We conducted a retrospective, single-center study using 885 hematoxylin-and-eosin-stained cervical biopsy image patches acquired at the University Teaching Hospital of Kigali (CHUK) between 2018 and 2024. Regions of interest were annotated by board-certified pathologists and organized into normal versus abnormal (precancerous and malignant) categories. Three ImageNet-pretrained convolutional neural networks (ResNet50, EfficientNetB0, DenseNet121) were fine-tuned using patient-level, stratified splits (70% training, 20% validation, 10% test), class-weighted loss, and domain consistent data augmentation. Performance was assessed on the held-out test set using accuracy, sensitivity, specificity, F1-score, receiver operating characteristic area under the curve (ROC-AUC), Brier score, and calibration curves with 95% confidence intervals.

Results

EfficientNetB0 achieved the best overall performance, with test accuracy 0.99 (95% CI 0.97-1.00), sensitivity 0.98, specificity 1.00, F1-score 0.99, ROC-AUC 0.99, and the lowest Brier score (0.02).
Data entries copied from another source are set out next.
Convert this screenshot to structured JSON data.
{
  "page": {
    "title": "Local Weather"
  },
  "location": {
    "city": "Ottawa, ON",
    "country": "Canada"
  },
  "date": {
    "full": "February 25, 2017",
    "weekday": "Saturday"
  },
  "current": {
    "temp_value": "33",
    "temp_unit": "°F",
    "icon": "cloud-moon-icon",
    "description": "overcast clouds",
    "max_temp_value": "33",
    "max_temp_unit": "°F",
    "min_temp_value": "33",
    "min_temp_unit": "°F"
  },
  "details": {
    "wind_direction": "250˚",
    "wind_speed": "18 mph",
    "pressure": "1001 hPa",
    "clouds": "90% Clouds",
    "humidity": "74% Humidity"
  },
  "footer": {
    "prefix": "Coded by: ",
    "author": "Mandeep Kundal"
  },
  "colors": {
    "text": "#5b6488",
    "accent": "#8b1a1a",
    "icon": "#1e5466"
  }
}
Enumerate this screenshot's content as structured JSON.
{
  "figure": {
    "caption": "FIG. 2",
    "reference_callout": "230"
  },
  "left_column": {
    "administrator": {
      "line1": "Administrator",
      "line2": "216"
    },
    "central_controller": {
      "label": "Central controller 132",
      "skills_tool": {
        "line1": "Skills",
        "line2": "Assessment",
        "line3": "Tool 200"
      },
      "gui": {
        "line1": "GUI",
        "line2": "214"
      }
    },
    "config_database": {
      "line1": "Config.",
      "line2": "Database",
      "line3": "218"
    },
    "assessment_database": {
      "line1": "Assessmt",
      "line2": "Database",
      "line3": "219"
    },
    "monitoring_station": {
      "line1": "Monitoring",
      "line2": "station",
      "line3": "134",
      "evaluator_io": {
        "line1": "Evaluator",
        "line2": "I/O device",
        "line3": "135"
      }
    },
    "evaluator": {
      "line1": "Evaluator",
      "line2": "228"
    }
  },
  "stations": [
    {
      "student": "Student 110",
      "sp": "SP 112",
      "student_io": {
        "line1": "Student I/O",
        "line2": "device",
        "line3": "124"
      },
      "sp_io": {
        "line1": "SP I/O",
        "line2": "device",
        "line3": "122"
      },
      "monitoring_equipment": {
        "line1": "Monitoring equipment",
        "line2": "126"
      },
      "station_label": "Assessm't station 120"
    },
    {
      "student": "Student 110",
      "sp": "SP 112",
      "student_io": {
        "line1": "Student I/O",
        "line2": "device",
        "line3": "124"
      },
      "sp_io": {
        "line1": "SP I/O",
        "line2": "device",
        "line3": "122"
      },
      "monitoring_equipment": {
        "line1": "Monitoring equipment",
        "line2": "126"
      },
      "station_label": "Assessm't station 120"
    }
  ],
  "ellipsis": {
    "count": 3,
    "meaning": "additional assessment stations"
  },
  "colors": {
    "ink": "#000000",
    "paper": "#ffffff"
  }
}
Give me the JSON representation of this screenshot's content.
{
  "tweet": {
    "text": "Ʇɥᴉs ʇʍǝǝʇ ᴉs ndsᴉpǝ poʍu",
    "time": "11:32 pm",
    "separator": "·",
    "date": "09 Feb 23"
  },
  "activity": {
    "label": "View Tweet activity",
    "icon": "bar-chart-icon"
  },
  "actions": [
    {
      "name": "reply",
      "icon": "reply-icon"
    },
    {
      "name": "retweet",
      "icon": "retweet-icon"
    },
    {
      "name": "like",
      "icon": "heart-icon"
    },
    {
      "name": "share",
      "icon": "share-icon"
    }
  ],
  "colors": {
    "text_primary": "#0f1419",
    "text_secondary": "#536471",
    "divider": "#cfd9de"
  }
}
ResNet50 reached an accuracy of 0.91 (ROC-AUC 0.96), while DenseNet121 obtained an accuracy of 0.86 (ROC-AUC 0.96), with comparatively poorer calibration. EfficientNetB0 misclassified only one abnormal image as normal and produced no false positives on the test set.

Conclusions

Compact deep learning architectures, particularly EfficientNetB0, can deliver near-perfect discrimination between normal and abnormal cervical histopathology in a resource constrained Rwandan setting. These results support the feasibility of AI-assisted pathology as a triage tool but require external, multi-center and prospective validation before clinical deployment.